When Libby leaked the name of a CIA operative he released classified information, which would be a crime, if he acted on his own authority, as most of us believed. But now we find out that he was not acting on his own authority, he was acting under instructions from Cheney and Bush and thus, as it turns out, he did nothing illegal.

That is, until he lied, presumably to save the butts of Cheney and Bush. If Libby would have simply went before the grand jury and told the truth, the saga would have ended then and there and the public would have known the truth before the last Presidential election.

—Evelyn Pringle, Bush and Cheney Get Over On Fitzgerald, OpEdNews

Here's a concise compilation of comments from the SoCal Law Blog (Southern Calfornia Law Blogs)
The Washington Post, Apr. 7, 2006, “Bush Authorized Secrets’ Release, Libby Testified.”) Other links of note:

  1. The DOJ has posted the court filing where the prosecutor describes Libby’s testimony here. At page 23, the prosecutor states: “As to the meeting on July8, defendant testified that he was specificallyauthorized in advance of the meeting to disclose the key judgments of the classified NIE to Miller on that occasion because it was thought that the NIE was “pretty definitive” against what Ambassador Wilson had said and that the Vice President thought that it was “very important” for the key judgments of the NIE to come out.

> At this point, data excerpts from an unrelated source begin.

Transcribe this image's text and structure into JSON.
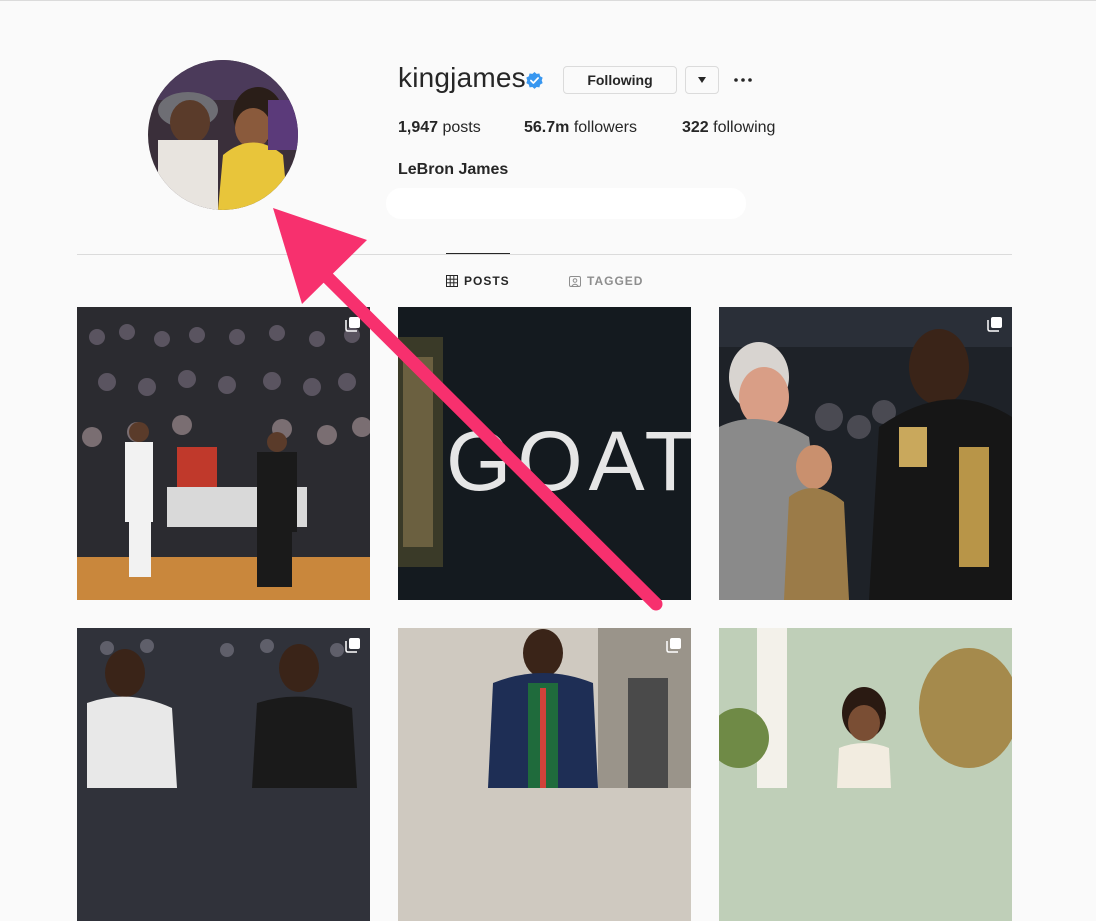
{
  "profile": {
    "username": "kingjames",
    "full_name": "LeBron James",
    "follow_button_label": "Following",
    "stats": {
      "posts_count": "1,947",
      "posts_label": "posts",
      "followers_count": "56.7m",
      "followers_label": "followers",
      "following_count": "322",
      "following_label": "following"
    }
  },
  "tabs": [
    {
      "label": "POSTS",
      "icon": "grid-icon",
      "active": true
    },
    {
      "label": "TAGGED",
      "icon": "tagged-icon",
      "active": false
    }
  ],
  "posts": [
    {
      "kind": "basketball handshake courtside",
      "multi": true
    },
    {
      "kind": "GOAT sign dark wall",
      "text": "GOAT",
      "multi": false
    },
    {
      "kind": "handshake with older man",
      "multi": true
    },
    {
      "kind": "players greeting on court",
      "multi": true
    },
    {
      "kind": "man in green jacket tunnel",
      "multi": true
    },
    {
      "kind": "child outdoors",
      "multi": false
    }
  ],
  "annotation": {
    "color": "#f7306e",
    "shape": "arrow pointing to profile picture"
  },
  "colors": {
    "verified": "#3897f0",
    "border": "#dbdbdb",
    "text": "#262626",
    "muted": "#8e8e8e"
  }
}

Defendant further testified that he at first advised the Vice President that he could not have this conversation with reporter Miller because of the classified nature of the NIE. Defendant testified that the Vice President later advised him that the President had authorized defendant to disclose the relevant portions of the NIE. Defendant testified that he also spoke to David Addington, then Counsel to the Vice President, whom defendant considered to be an expert in national security law, and Mr. Addington opined that Presidential authorization to publicly disclose a document amounted to a declassification of the document.”

  2. Anti-Strib points out that the hysteria over this issue is “a reflection on the way anti-Bush animus has fed into the adversarial culture of post-Watergate journalism in America.

  3. Think Progress thinks he caught Scott McCellan in a slip-up on the timing of the declassification of the NIE.

  4. Howard Kurtz concludes: “On that score, Bush is probably safe from having to fire himself, despite Scooter Libby’s accusation yesterday that the president, through Dick Cheney, had authorized him to feed classified CIA data to Judy Miller. The reason: It’s legal for the president to declassify something that otherwise would remain super-secret. Politically, it’s a mess.”

  5. The Existentialist Cowboy concludes: “Wake up, folks! It doesn’t get any more evil than that. The act is dastardly, impeachable, prosecutable, morally reprehensible, despicable!”

  6. Talk Left thinks the disclosure is part of a bigger pattern.